You fellas probably have a bunch of GC experts in house.  Grab one and
show them your logs or post here and we can take a looksee.

St.Ack


>
> -----Original Message-----
> From: saint....@gmail.com [mailto:saint....@gmail.com] On Behalf Of Stack
> Sent: Tuesday, January 26, 2010 8:32 AM
> To: hbase-dev@hadoop.apache.org
> Subject: Re: scanner lease expired/region server shutdown
>
> This is suspicious.  Make sure that second line in master or
> regionserver log where it prints out ulimit for the process has 64k
> (and not 1024).  You may not have set it for the DN user or setting it
> on your linux may be ornery (See
> http://wiki.apache.org/hadoop/Hbase/Troubleshooting#A6 for note about
> red hat based systems have upper bound for system, or here, where an
> interesting issue around kernel limits:
> http://wiki.apache.org/hadoop/Hbase/FAQ#A6).
> St.Ack
>
> On Tue, Jan 26, 2010 at 7:10 AM, Kannan Muthukkaruppan
> <kan...@facebook.com> wrote:
>>
>> Looking further up in the logs (about 20 minutes prior in the logs when 
>> errors first started happening), I noticed the following.
>>
>> btw, ulimit -a shows that I have "open files" set to 64k.
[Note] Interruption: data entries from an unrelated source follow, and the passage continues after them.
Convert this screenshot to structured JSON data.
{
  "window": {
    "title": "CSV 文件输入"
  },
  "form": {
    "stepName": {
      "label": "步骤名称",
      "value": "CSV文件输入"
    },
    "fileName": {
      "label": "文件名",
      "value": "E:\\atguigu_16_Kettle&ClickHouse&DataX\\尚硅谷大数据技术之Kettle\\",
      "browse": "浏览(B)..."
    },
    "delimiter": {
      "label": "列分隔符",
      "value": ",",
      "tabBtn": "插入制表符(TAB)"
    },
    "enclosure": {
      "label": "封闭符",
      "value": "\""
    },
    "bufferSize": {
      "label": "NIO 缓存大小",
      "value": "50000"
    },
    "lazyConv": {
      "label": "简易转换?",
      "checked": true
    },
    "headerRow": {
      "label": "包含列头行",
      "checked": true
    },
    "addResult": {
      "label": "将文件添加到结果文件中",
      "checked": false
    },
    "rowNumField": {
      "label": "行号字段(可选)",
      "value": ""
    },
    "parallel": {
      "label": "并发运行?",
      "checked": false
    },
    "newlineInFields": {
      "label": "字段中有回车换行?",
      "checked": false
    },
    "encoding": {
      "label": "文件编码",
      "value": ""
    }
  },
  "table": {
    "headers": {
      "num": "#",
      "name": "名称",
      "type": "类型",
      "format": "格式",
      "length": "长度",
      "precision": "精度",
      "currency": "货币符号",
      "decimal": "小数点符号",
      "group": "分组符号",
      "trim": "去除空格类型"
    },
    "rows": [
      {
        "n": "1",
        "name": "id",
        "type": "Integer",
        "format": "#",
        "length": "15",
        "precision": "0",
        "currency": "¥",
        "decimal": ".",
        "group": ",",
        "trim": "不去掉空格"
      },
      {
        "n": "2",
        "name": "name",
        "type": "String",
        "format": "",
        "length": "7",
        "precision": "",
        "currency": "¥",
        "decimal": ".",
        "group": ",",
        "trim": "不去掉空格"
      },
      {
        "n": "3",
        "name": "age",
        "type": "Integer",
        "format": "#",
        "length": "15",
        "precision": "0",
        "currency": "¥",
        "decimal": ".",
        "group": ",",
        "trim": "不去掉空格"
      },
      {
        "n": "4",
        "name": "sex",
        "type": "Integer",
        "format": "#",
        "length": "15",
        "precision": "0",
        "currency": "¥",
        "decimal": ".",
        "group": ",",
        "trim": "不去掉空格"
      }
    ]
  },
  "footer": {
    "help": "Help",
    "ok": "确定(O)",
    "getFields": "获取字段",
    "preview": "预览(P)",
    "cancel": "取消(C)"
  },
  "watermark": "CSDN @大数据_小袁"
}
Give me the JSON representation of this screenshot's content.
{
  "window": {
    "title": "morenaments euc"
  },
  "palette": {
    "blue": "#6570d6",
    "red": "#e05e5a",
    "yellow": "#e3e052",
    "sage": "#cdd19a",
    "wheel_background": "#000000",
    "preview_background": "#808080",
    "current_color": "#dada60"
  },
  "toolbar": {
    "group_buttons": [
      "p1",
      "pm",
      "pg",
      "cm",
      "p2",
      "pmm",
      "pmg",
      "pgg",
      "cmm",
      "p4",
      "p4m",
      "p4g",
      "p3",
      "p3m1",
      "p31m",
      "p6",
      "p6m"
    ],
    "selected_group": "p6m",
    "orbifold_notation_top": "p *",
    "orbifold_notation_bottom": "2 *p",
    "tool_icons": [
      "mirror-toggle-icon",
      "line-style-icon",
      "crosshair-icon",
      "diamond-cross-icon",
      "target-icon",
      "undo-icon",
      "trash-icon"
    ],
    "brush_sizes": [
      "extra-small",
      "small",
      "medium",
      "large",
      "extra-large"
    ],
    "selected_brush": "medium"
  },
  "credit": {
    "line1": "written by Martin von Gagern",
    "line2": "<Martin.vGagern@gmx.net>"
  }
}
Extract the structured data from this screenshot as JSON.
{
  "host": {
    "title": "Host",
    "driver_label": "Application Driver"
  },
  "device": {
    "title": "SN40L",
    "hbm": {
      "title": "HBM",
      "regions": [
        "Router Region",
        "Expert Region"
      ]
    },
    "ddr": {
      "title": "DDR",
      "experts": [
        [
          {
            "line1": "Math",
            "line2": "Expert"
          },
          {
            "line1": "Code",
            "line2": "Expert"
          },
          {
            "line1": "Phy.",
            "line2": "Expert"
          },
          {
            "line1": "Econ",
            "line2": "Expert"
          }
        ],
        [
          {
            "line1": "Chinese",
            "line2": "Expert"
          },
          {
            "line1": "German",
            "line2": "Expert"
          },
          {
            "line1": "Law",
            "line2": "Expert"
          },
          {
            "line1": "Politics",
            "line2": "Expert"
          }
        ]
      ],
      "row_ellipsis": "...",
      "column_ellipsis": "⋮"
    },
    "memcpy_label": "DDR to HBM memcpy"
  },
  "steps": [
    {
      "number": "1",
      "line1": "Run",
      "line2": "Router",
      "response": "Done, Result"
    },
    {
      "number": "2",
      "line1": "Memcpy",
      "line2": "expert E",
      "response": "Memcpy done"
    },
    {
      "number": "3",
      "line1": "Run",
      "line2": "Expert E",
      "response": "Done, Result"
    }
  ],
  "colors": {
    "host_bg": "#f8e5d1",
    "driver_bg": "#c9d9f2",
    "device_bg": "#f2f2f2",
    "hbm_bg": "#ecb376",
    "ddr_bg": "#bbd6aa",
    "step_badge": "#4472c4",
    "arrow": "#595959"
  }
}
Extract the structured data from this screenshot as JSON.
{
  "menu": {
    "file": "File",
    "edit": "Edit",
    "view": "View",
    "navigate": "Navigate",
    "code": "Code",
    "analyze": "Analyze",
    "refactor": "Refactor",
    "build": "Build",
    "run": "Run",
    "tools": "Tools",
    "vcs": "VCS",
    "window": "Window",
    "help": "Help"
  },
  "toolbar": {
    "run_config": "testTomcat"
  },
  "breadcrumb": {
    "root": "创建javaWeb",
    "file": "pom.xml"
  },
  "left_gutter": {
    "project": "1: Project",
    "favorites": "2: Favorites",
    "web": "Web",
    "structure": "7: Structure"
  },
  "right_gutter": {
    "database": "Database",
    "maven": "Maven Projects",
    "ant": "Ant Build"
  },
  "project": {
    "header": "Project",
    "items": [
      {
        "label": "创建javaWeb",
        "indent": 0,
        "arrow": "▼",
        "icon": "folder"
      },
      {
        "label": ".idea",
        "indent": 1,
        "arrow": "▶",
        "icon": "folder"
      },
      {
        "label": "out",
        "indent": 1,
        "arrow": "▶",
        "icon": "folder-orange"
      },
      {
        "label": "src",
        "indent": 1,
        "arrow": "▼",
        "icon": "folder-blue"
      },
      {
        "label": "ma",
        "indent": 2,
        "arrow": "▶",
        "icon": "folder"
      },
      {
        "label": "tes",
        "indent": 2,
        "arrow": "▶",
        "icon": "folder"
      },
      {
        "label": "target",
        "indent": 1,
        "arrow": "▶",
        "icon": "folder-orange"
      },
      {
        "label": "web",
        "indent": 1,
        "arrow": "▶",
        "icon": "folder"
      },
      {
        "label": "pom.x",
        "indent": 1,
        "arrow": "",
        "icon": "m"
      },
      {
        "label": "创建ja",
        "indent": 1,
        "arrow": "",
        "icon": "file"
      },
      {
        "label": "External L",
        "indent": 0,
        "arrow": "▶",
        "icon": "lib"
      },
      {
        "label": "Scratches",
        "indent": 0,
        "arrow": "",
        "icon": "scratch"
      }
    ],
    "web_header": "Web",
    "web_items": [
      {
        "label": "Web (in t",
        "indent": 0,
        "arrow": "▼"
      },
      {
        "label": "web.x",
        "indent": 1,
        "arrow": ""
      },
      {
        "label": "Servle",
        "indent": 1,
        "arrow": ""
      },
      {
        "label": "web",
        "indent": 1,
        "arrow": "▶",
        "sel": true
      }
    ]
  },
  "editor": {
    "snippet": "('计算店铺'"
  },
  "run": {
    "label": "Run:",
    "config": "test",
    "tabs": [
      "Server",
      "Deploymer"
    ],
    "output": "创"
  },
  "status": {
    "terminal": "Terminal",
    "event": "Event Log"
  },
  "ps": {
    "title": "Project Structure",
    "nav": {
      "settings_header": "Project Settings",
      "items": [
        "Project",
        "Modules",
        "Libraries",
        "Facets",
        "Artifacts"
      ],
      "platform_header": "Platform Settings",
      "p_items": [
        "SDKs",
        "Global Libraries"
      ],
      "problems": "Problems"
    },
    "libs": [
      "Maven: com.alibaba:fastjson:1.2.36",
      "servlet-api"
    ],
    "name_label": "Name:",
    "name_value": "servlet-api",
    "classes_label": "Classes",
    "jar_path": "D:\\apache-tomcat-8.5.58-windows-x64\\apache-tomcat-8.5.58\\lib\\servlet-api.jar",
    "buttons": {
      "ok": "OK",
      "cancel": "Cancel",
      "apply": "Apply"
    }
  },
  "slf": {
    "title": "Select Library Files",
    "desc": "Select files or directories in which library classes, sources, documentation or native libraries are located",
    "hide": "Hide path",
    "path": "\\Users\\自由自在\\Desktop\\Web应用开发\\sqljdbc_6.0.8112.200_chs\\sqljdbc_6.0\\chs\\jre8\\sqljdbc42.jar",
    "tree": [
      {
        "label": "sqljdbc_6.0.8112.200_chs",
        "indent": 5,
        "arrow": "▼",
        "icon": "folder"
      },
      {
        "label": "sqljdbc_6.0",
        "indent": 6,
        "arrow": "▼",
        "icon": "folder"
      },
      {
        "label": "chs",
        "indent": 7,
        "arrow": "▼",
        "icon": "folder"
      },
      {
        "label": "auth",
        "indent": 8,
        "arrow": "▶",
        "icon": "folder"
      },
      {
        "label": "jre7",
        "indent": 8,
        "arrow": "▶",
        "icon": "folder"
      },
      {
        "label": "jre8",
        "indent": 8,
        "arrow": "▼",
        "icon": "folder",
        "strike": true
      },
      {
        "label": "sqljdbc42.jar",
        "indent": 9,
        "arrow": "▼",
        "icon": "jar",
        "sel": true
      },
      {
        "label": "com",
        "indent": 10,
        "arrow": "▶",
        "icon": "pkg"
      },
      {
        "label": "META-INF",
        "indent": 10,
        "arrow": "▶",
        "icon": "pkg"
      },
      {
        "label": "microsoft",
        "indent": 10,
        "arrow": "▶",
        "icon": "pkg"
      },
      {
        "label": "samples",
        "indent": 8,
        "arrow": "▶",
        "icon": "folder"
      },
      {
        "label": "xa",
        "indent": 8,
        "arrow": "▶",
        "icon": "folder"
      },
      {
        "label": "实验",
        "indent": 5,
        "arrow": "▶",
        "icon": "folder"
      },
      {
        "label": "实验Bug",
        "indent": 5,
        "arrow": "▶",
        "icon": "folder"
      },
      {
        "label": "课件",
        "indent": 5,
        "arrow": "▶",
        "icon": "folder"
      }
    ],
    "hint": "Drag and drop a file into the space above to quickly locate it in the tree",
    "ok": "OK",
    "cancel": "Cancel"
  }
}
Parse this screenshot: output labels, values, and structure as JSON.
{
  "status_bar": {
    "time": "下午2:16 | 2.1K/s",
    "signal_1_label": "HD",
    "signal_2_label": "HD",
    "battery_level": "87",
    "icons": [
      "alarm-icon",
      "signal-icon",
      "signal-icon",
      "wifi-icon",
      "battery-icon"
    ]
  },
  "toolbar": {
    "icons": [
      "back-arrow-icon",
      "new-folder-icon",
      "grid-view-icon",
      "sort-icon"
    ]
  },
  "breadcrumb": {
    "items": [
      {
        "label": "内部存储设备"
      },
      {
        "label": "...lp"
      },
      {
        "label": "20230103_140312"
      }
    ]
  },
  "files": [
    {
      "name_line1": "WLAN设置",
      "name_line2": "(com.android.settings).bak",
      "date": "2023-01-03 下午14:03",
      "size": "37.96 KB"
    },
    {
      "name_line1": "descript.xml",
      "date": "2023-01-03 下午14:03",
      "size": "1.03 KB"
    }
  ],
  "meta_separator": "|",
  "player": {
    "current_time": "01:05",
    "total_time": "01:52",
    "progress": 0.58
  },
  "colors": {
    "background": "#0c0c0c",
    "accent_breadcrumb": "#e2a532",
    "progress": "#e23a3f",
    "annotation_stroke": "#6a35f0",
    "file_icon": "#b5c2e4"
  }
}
Is that not 
>> sufficient?
>>
>> 2010-01-25 11:10:21,774 WARN 
>> org.apache.hadoop.hdfs.server.datanode.DataNode: 
>> DatanodeRegistration(10.129.68.212:50010, 
>> storageID=DS-1418567969-10.129.68.212-50010-1263610251776, infoPort=50075, 
>> ipcPort=50020):Data\
>> XceiveServer: java.io.IOException: Too many open files
>>        at sun.nio.ch.ServerSocketChannelImpl.accept0(Native Method)
>>        at 
>> sun.nio.ch.ServerSocketChannelImpl.accept(ServerSocketChannelImpl.java:145)
>>        at sun.nio.ch.ServerSocketAdaptor.accept(ServerSocketAdaptor.java:84)
>>        at 
>> org.apache.hadoop.hdfs.server.datanode.DataXceiverServer.run(DataXceiverServer.java:130)
>>        at java.lang.Thread.run(Thread.java:619)
>>
>> 2010-01-25 11:10:21,566 WARN 
>> org.apache.hadoop.hdfs.server.datanode.DataNode: 
>> DatanodeRegistration(10.129.68.212:50010, 
>> storageID=DS-1418567969-10.129.68.212-50010-1263610251776, infoPort=50075, 
>> ipcPort=50020):Got \
>> exception while serving blk_3332344970774019423_10249 to /10.129.68.212:
>> java.io.FileNotFoundException: 
>> /mnt/d1/HDFS-kannan1/current/subdir23/blk_3332344970774019423_10249.meta 
>> (Too many open files)
>>        at java.io.FileInputStream.open(Native Method)
>>        at java.io.FileInputStream.<init>(FileInputStream.java:106)
>>        at 
>> org.apache.hadoop.hdfs.server.datanode.FSDataset.getMetaDataInputStream(FSDataset.java:682)
>>        at 
>> org.apache.hadoop.hdfs.server.datanode.BlockSender.<init>(BlockSender.java:97)
>>        at 
>> org.apache.hadoop.hdfs.server.datanode.DataXceiver.readBlock(DataXceiver.java:172)
>>        at 
>> org.apache.hadoop.hdfs.server.datanode.DataXceiver.run(DataXceiver.java:95)
>>        at java.lang.Thread.run(Thread.java:619)
>>
>>
>>
>> ________________________________________
>> From: Kannan Muthukkaruppan [kan...@facebook.com]
>> Sent: Tuesday, January 26, 2010 7:01 AM
>> To: hbase-dev@hadoop.apache.org
>> Subject: RE: scanner lease expired/region server shutdown
>>
>> 1. Yes, it is a 5 node, setup.
>>
>> 1 Name Node/4 Data Nodes. Of the 4 DN, one is running the HBase Master, and 
>> the other three are running region servers. ZK is on all the same 5 nodes. 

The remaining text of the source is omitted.